Sen. Menendez Says U.S. Should Take Action in Syria to Send a Message About Chemical Weapons

Since evidence has surfaced that Syrian President Bashar al Assad used chemical weapons against civilians, American officials are debating whether the United States should get involved. Sen. Robert Menendez, who is chairman of the Senate Foreign Relations Committee, told NJ Today Mike Schneider that he believes the U.S. should strike Syria to send a global message.

“If in fact we allow Assad to use chemical weapons as he has now twice and do it with impunity and no consequence, then we send a global message to those that have chemical weapons in their possession can use them against innocent civilians without consequence, and that is a message that we cannot afford in our own national security interest, in the national security interest of critical allies and of our soldiers across the globe,” Menendez said.

The Senate Foreign Relations committee voted to arm the vetted, moderate elements of the Syrian opposition with bipartisan support, according to Menendez, which didn’t happen. Now, he said, he believes the U.S. should strike against targets that the regime values and would cause significant loss so they would think twice about using chemical weapons again. He added that a more expansive effort might be possible if the U.S. is joined by allies.

“Going after all the different chemical weapon sites inside of Syria, rendering those chemical weapons useless, that would be broader. But in any event, whether it be surgical strikes against assets of the regime that can cause them great consequence and going after the chemical weapons, I think those are necessary to do because of the global message that will be sent,” Menendez said.

One question that remains is whether President Barack Obama would need to seek congressional approval before taking action. Menendez said he would like to see Congress join together and support action, but Obama has options available. “For example, under the chemical weapons convention under the Geneva Convention there are clearly legal international standards under which he could operate there. As well as, even in President Clinton’s own standard that was used in Bosnia. So there is precedent here. But I would love to see the Congress be convened and ultimately support such an action,” he said, adding there currently is no plan for an emergency session of Congress.

Some have ruled out going before the United Nations because they believe representatives of Russia and China won’t approve action against Syria. Menendez said he believes the U.S. will try that route and believes the British will be promoting a resolution that the U.S. will likely support. He said the biggest problem will be the Russians.

“The Russians are patrons of Assad in Syria. The Russians have their own interests there. The Russians are willing to put their interests beyond an international standard of not using chemical weapons against innocent civilians. And I think if 10 angels came swearing from above that said Assad used chemical weapons against his citizens as the world largely believes, the Russians would find a way to say that the angels lie,” Menendez said. “So I think with their veto power at the UN, we would be stymied and there’d be global consequences as a result of that.”

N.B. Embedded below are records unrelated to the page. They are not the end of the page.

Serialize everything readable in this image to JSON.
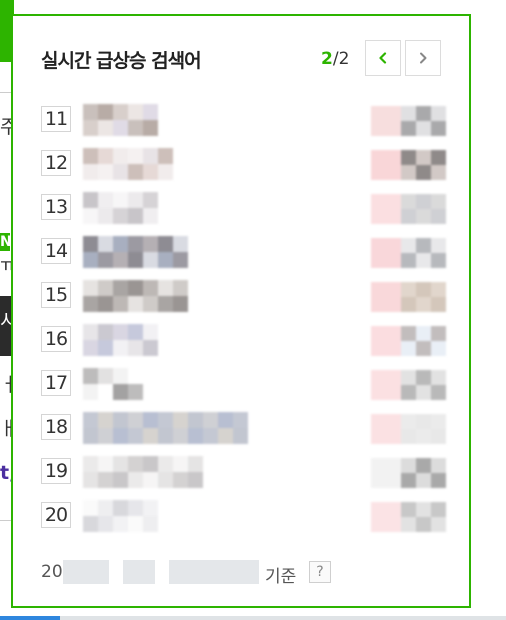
{
  "panel": {
    "title": "실시간 급상승 검색어",
    "page_current": "2",
    "page_total": "/2",
    "prev_icon": "chevron-left-icon",
    "next_icon": "chevron-right-icon",
    "accent": "#2db400"
  },
  "ranks": [
    {
      "rank": "11"
    },
    {
      "rank": "12"
    },
    {
      "rank": "13"
    },
    {
      "rank": "14"
    },
    {
      "rank": "15"
    },
    {
      "rank": "16"
    },
    {
      "rank": "17"
    },
    {
      "rank": "18"
    },
    {
      "rank": "19"
    },
    {
      "rank": "20"
    }
  ],
  "footer": {
    "date_prefix": "20",
    "basis_label": "기준",
    "help_label": "?"
  },
  "background_page": {
    "frag_1": "주",
    "frag_2": "N",
    "frag_3": "ㅠ",
    "frag_4": "시",
    "frag_5": "ㅓ",
    "frag_6": "ㅐ",
    "frag_7": "t,"
  }
}
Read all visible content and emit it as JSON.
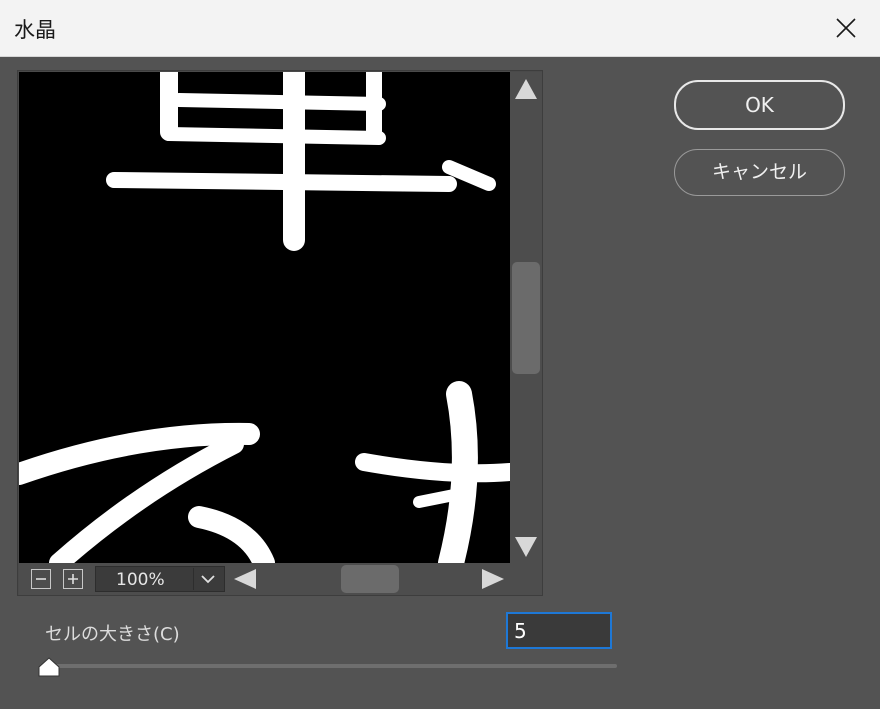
{
  "window": {
    "title": "水晶"
  },
  "preview": {
    "zoom_minus_icon": "minus-icon",
    "zoom_plus_icon": "plus-icon",
    "zoom_value": "100%"
  },
  "buttons": {
    "ok_label": "OK",
    "cancel_label": "キャンセル"
  },
  "cell_size": {
    "label": "セルの大きさ(C)",
    "value": "5",
    "slider_value": 5
  },
  "colors": {
    "accent": "#1e78d6",
    "panel": "#535353",
    "preview_bg": "#000000"
  }
}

In the past, Menendez has been outspoken about the U.S. needing to reset its relationship with Russia. He said Russian President Vladimir Putin has the Cold War mentality. “He’s KGB. The reality is is that he has a mindset that is totally different than his immediate predecessor, President Medvedev, which we made some progress on. And so the bottom line is until Russia changes its calculus, we need to act understanding that Russia is thinking in a different way these days than it has in the immediate past,” he said.

Those who question a military strike look back to 2007 when Obama, who was serving as a senator, talked about the need for then-President George Bush to get congressional approval for military actions. Menendez said times and circumstances always play a role.

“The reality is we’re not talking about boots on the ground. We’re not talking about the kind of invasions that President Bush led. That’s significantly different. We’re talking about how many people must die, how many chemical weapons will be used before the world acts? And there is one indispensable leader in the world. And that is the United States of America. And so that is both our challenge and our burden, but is also, from my view, our responsibility,” Menendez said.